Qui est Monsieur Bleu ? Lui, se revendique « bourgeois », « gastronome dandy », « arty ». Nous, nous l’avons plutôt trouvé poseur (pour l’ambiance lounge-branchouille), spectaculaire (pour l’emplacement et le design) et gourmand (pour la cuisine, étonnamment savoureuse). Comme un type très beau en costard qui, avec sa tchatche de commercial arrogant, nous aurait invités à boire un verre, nous laissant à la fois charmés, mal-à-l’aise et un brin sceptiques.

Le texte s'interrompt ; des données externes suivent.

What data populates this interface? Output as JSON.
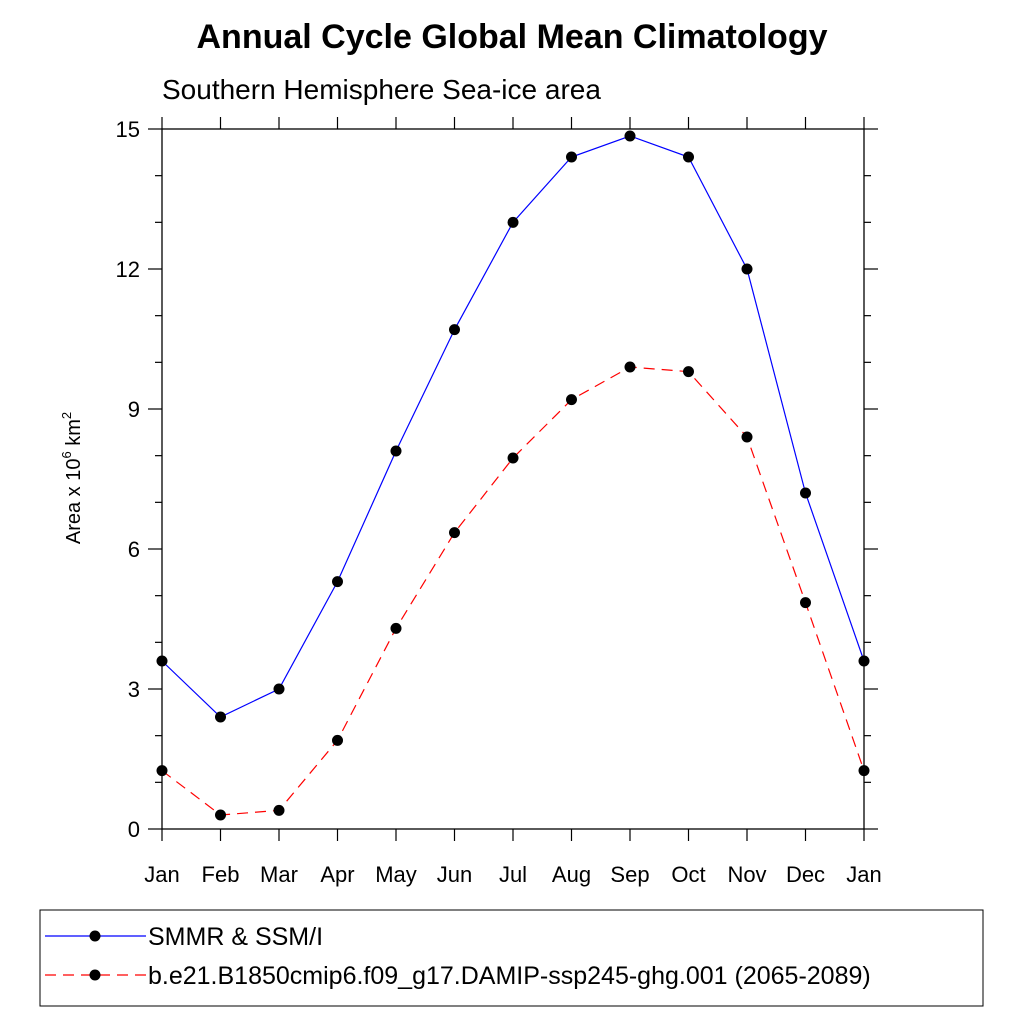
{
  "chart_data": {
    "type": "line",
    "title": "Annual Cycle Global Mean Climatology",
    "subtitle": "Southern Hemisphere Sea-ice area",
    "ylabel": {
      "base": "Area x 10",
      "exp1": "6",
      "mid": " km",
      "exp2": "2"
    },
    "xlabel": "",
    "categories": [
      "Jan",
      "Feb",
      "Mar",
      "Apr",
      "May",
      "Jun",
      "Jul",
      "Aug",
      "Sep",
      "Oct",
      "Nov",
      "Dec",
      "Jan"
    ],
    "ylim": [
      0,
      15
    ],
    "yticks": [
      0,
      3,
      6,
      9,
      12,
      15
    ],
    "ytick_labels": [
      "0",
      "3",
      "6",
      "9",
      "12",
      "15"
    ],
    "grid": false,
    "legend_position": "bottom",
    "series": [
      {
        "name": "SMMR & SSM/I",
        "color": "#0000ff",
        "style": "solid",
        "marker": "filled-circle",
        "values": [
          3.6,
          2.4,
          3.0,
          5.3,
          8.1,
          10.7,
          13.0,
          14.4,
          14.85,
          14.4,
          12.0,
          7.2,
          3.6
        ]
      },
      {
        "name": "b.e21.B1850cmip6.f09_g17.DAMIP-ssp245-ghg.001 (2065-2089)",
        "color": "#ff0000",
        "style": "dashed",
        "marker": "filled-circle",
        "values": [
          1.25,
          0.3,
          0.4,
          1.9,
          4.3,
          6.35,
          7.95,
          9.2,
          9.9,
          9.8,
          8.4,
          4.85,
          1.25
        ]
      }
    ]
  }
}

Car c’est certain : résident de l’avenue de New York, face Tour Eiffel, le restaurant du Palais de Tokyo a les arguments qu’il faut pour séduire. A l’extérieur, terrasse imprenable sur les quais de Seine. A l’intérieur, salle grandiose Art déco, armée de dix mètres de hauteur sous plafond et d’un design moderne et feutré signé Joseph Dirand. Au menu : marbre, velours acidulé, lignes épurées, mobilier façon sixties revisités, haut-reliefs de Lalique au mur. Quand on considère que, dans l’assiette, qualité et générosité sont au rendez-vous et que, sur l’addition, les prix sont bien plus honnêtes que ce que le cadre laissait présager (compter une vingtaine d’euros pour les plats, une douzaine d’euros pour les desserts, 15 euros pour les cocktails, et entre 7 et 13 euros le verre de vin), a priori, il y a de quoi succomber sur le champ. Ce soir-là, ce fut un carpaccio de bar aux perles de hareng fumé (Avruga), délicieux, suivi d’un Saint-Pierre à la peau croustillante et au cœur fondant, garniture forestière, et d’un tartare de bœuf finement assaisonné. Et pour clore le bal, un cheesecake au citron tout à fait honorable et une Pavlova fidèle à ses promesses de fraîcheur et de croquant.
Bref, pas grand-chose à en redire, d’autant que la carte, façon brasserie twistée à la sauce contemporaine, se métamorphose régulièrement pour répondre aux caprices des saisons. Et pourtant, la magie n’opère pas. On reste sur ses gardes, le coup de foudre détourné par un gros paratonnerre de frime. C’est que Monsieur Bleu a un vilain défaut. Deux, même : il écoute de la musique fadasse et prétentieuse (notre repas fut assaisonné d’un « DJ set » tout ce qu’il y a de plus lounge-soporifique), et s’entoure de gens qui ressemblent bigrement à sa playlist. Ici, si vous ne vous faites pas dans la hype, on vous le fait bien sentir : regards hautains côté clientèle, traitement outrecuidant, guindé et intrusif côté service (le temps d’une petite cigarette en terrasse, le maître d’hôtel nous rappelle à table trois fois pour une « urgence » desserts). Si vous souffrez, comme nous, d’une allergie à ce genre d’ambiance, vous voilà donc prévenus. Mais ne boudez pas monseigneur Bleu pour autant : peu de lieux parisiens peuvent se vanter d’un cadre de cette envergure et, s’ils pâtissent de quelques imperfections, ses charmes valent tout de même largement le détour. A condition de s’y frotter en connaissance de cause.